Köyde herkesin kendine göre dertleri vardı ama bu yetmezdi. Bir hikâyenin
başlayabilmesi için ortak bir dert olmalıydı. Hem de King-Kong kadar devasa
büyüklükte. Geri zekâlıların bile içini korkularıyla besleyeceğı̇ dert ne olabilirdi?
Belediye başkanı KontX mümkün olabilecek tüm sorunları listeledi ve belediye
binasına astı. A4 sayfanın tamamını dolduran üzüntü listesinde en çarpıcı olanlardan
bazılarını sizin için seçtim:
Postacı ve yakışıklı tavus kuşunun sabahları kimseye “Günaydın” dememesi.

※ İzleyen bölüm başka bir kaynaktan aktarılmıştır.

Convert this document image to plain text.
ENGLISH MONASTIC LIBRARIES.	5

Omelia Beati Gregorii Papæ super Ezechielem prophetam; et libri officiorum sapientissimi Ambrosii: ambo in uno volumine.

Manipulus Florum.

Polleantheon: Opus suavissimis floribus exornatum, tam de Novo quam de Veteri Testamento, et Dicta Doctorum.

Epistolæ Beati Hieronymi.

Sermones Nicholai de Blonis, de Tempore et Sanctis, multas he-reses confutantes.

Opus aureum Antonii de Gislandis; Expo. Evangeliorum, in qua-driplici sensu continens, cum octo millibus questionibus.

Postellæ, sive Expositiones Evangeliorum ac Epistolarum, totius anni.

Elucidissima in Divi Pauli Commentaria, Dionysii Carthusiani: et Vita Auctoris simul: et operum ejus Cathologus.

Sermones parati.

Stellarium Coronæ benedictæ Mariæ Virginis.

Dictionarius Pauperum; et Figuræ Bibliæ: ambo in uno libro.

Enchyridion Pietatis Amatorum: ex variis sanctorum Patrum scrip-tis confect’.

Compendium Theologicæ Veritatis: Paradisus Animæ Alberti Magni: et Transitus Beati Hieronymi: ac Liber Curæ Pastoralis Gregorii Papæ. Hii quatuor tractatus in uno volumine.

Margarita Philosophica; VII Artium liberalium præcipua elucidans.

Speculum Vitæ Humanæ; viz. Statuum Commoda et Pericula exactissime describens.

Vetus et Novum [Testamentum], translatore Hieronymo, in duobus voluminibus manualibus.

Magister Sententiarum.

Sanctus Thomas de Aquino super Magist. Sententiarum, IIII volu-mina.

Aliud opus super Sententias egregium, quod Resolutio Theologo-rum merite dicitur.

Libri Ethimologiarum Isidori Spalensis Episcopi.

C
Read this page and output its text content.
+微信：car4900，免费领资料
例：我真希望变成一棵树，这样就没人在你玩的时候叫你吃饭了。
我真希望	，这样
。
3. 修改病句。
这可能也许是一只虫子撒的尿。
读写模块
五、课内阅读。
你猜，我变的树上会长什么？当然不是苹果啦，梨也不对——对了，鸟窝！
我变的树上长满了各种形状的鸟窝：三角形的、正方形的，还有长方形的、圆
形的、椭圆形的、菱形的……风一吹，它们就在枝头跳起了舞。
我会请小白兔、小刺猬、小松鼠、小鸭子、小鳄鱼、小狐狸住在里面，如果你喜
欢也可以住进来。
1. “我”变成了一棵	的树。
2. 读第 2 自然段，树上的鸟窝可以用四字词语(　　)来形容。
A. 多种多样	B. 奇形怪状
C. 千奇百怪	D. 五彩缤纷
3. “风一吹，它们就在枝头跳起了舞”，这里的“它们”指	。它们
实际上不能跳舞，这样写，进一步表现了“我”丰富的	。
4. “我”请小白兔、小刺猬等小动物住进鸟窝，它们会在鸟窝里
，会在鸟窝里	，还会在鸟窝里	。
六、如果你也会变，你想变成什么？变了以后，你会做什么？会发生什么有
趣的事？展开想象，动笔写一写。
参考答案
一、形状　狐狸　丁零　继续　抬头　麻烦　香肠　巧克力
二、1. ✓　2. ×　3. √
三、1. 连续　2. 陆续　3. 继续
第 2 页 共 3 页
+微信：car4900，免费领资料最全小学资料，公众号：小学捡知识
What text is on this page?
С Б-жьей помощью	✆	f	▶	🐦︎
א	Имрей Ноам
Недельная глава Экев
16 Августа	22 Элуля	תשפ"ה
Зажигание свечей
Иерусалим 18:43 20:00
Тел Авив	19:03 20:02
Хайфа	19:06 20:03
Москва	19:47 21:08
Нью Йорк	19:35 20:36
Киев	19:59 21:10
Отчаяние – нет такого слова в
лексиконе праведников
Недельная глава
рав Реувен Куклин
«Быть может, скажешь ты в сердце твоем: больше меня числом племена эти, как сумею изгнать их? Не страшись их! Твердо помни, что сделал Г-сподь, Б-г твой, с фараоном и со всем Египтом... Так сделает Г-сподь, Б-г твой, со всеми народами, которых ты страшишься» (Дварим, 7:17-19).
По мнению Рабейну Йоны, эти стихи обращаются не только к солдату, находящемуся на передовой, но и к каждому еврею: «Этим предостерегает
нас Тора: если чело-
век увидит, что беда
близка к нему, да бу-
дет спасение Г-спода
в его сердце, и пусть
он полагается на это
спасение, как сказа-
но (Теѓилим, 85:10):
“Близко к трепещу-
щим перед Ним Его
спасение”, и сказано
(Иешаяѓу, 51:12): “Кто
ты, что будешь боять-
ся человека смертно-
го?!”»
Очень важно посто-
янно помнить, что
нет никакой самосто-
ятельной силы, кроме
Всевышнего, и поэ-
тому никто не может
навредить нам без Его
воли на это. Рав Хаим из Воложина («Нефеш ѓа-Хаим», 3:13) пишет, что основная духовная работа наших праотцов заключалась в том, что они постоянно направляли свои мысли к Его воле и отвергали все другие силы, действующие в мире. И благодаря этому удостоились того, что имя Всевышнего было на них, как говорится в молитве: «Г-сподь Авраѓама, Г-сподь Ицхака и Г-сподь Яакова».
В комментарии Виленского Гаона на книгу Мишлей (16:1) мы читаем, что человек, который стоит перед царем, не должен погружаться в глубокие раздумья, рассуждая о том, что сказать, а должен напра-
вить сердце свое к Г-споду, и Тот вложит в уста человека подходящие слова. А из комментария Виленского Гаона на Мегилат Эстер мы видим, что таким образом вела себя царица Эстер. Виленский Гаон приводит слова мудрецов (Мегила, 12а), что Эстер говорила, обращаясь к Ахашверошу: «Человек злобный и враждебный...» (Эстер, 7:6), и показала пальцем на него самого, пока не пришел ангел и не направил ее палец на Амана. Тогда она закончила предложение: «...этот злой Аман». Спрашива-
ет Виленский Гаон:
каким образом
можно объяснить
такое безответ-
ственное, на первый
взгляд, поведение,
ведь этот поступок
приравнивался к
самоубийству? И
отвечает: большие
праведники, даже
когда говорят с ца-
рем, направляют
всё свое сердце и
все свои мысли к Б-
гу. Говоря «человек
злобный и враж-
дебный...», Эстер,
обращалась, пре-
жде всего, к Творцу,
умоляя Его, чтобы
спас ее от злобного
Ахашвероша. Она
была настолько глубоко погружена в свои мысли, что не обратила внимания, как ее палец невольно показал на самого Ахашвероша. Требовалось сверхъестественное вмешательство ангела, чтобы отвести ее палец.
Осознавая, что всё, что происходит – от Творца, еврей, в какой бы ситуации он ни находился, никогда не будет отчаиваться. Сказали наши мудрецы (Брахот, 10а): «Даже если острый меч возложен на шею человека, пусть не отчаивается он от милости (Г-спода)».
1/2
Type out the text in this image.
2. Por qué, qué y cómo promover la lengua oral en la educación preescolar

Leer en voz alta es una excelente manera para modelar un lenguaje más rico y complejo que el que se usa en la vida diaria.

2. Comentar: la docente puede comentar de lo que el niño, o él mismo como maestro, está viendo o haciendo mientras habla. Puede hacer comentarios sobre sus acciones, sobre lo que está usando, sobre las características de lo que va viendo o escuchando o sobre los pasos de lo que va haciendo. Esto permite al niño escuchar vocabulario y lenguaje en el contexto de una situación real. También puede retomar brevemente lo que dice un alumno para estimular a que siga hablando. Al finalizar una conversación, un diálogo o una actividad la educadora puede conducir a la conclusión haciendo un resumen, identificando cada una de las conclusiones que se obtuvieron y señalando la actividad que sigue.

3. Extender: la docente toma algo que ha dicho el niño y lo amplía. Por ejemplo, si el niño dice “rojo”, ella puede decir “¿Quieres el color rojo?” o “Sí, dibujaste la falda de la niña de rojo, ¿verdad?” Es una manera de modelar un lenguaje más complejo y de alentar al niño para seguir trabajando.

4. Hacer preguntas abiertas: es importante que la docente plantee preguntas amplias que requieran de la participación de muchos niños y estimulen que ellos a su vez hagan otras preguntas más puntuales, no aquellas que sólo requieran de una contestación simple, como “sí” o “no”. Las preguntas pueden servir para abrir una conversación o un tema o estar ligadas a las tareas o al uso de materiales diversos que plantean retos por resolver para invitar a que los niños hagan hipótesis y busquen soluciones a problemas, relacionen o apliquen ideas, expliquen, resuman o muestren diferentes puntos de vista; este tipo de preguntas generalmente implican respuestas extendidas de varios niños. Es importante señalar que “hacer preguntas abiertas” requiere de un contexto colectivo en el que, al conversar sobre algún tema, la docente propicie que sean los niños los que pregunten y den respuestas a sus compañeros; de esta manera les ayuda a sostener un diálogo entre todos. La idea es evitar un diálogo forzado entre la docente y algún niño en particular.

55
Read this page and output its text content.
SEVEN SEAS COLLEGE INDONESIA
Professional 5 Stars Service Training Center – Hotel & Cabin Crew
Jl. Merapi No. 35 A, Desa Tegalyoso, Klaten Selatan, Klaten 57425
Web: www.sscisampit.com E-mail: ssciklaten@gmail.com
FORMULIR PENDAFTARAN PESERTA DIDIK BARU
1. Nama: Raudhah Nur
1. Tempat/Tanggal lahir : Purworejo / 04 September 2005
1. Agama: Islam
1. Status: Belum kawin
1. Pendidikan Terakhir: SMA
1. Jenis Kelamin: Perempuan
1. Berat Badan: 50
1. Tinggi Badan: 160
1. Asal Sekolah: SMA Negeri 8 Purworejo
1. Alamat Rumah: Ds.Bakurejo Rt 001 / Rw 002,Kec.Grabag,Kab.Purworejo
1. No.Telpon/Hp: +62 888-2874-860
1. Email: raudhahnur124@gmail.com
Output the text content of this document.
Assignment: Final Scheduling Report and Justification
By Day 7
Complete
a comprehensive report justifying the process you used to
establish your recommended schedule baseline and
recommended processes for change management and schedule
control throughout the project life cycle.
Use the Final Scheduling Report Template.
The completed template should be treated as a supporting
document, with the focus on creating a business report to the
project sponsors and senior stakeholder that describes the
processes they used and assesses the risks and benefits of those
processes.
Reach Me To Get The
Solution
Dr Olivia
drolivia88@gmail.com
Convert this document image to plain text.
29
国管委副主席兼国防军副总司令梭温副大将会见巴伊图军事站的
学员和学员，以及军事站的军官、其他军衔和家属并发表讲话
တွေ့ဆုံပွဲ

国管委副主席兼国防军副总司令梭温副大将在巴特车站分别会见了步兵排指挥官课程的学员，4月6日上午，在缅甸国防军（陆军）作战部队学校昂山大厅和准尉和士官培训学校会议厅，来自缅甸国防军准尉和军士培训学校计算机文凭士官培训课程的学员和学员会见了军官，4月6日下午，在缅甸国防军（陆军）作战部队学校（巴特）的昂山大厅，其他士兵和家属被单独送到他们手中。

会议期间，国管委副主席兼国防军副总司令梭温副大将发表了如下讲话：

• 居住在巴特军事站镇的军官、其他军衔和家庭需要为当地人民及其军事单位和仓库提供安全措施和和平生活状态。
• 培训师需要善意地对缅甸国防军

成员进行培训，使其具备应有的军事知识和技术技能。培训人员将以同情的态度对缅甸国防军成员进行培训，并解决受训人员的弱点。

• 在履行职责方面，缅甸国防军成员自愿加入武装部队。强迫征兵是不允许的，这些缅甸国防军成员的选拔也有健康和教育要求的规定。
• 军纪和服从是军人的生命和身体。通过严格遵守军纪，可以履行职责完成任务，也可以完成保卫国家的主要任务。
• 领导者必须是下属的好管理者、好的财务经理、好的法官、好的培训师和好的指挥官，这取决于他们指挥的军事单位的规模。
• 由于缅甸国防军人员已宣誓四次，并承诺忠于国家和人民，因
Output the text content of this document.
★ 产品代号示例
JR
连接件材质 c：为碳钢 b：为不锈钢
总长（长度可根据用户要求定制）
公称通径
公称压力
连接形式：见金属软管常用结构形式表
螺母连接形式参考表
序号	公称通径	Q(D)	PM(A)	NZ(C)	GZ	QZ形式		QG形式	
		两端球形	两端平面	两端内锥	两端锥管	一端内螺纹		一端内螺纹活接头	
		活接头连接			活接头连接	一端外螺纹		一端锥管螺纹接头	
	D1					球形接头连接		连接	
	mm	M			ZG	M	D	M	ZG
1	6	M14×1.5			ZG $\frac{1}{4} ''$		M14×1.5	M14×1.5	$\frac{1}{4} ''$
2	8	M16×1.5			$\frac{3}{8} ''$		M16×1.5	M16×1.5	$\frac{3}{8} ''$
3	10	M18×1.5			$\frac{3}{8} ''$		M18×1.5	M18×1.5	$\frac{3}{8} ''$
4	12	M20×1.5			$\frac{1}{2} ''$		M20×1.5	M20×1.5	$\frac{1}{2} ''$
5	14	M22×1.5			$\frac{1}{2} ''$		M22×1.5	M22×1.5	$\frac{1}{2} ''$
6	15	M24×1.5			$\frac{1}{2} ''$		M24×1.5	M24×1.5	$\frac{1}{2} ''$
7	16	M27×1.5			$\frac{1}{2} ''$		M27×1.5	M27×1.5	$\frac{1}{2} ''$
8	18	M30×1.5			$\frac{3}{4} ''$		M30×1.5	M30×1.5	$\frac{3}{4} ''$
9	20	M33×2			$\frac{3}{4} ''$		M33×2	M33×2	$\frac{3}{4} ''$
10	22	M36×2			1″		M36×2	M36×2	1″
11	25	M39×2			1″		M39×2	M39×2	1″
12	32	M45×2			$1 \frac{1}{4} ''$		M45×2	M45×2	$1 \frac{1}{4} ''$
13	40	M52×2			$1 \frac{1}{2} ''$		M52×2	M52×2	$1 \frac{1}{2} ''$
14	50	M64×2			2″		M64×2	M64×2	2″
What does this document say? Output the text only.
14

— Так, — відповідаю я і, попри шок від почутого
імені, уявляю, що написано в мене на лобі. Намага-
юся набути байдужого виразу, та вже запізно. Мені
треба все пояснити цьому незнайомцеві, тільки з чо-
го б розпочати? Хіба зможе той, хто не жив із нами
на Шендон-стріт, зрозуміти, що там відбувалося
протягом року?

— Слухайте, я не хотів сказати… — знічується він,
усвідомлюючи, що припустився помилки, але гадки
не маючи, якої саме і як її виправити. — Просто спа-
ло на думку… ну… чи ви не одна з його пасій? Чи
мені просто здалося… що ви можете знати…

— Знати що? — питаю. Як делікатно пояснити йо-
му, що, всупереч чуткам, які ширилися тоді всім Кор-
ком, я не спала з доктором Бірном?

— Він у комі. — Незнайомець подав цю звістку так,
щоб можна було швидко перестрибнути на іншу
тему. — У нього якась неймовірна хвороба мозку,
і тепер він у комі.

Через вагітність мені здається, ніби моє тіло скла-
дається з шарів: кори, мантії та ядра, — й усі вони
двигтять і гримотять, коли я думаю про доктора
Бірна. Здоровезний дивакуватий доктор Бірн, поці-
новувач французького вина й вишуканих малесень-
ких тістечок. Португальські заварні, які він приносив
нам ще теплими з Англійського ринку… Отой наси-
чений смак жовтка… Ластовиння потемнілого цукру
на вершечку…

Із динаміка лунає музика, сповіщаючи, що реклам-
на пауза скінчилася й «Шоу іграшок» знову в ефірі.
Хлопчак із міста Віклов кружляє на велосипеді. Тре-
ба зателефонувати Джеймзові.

Tüm sene, çamaşırların nemden dolayı kurumaması.
Kimsenin artık bayramlarda bile takım elbisesi giymemesi.
Fırıncının karısının uzaylılar tarafından yaka paça kaçırılması.
Daha korkuncu kadının yaptığı yulaflı ekmeklerin her sabah fırından kendiliğinden
pişmeye devam etmesi.
Kimse bunları umursamıyordu açıkçası. Tüm halkın üzerinde dert olarak uzlaştığı tek
bir şey vardı: O da, yazın tüm etkinliklerin mevsim değişiklikleri yüzünden bilinmeyen
bir tarihe ertelenmesiydi. Kışın sıcak, yazın da yağışlı geçmesi ve her tür felaketin
peş peşe sıralanması yüzünden organizasyonlar karman çorman olmuştu. Yarışma
biletleri yanmış (hem de cayır cuyur), bahis şirketleri batmıştı. Bu durumdan da mutlu
olan birileri vardı elbet. Aynı zaman da düz fön ustası olan Turti’nin tüm duaları
(eksiksiz) kabul olmuştu. Onun yaratılışında bilgelik vardı ama hayatın herkese
kötülük konusunda adil olması gerekirdi. Azıcık nemde bile kıvrılan saçlar büyük
sorundu. Her ne kadar belediye başkanın listesinde unutulmuşsa da köyde savaş
çıksa önemsemeyecek tiplerin düz fön konusundaki hassasiyeti görülmeye değerdi.
Tuyoti köydeki diğer bilgeydi. Lamaya benzer suratı yüzünden doğuştan saygıyı hak
ediyordu (Hatırlatmak isteriz ki, yıllarca bir köşede sesiz oturursanız sizi de bilge ilan
ederler). Yakında temizlik savaşlarının başlayacağına dair güçlü hisleri vardı. Üstelik
buna büyük deterjan markaları da sponsor olacaktı. Tuyoti adının başına “Guru”
unvanı almak için kırk ikinci kere belediyeye başvurmuştu ama bir cevap alamamıştı.
Cevap alamamak galaksinin en büyük sorunuydu. Tuyoti’nin aslında at yarışı
bahisçisi olduğunu bir yüzyıl sonra kemik falı bakan başka bir sinsilik bilimi
doktorasını yapmış biri olan Kontfiçur ortaya çıkaracaktı. Onun en önemli bilgelik
sözü,
“İyilik hımbıl bir kedi gibi hareket ederken kötülükse kıçı yanan postacı gibi sizi bulur.”
olacaktı.
Yaklaşan şenlikleri o da dört gözle bekliyordu ama şenlik yerine savaşın yaklaşıyor
olması da mümkündü. Bütün bir hafta köydeki bütün duygular pek de derin olmayan
sularla birlikte çalkalandı durdu. Çaresizlik bezginliğe dönüştüğündeyse ormanın
derinliklerinden ince bir fısıltı duyuldu. Bunu kötüye yoranlar oldu. Ancak kurtlar kış
aylarında böylesi fısıltılarla sinir bozardı. Ama az sonra ses bir şarkıya dönüştü,
sözleri tam anlaşılmıyordu. Sanki tarhana çorbasının tarifine benziyordu. Güzel olan
müziğin oynak olması ve dahası herkesin evlerinden,
“Ne oluyor ya?“ diye haftalar sonra dışarıya çıkmasıydı.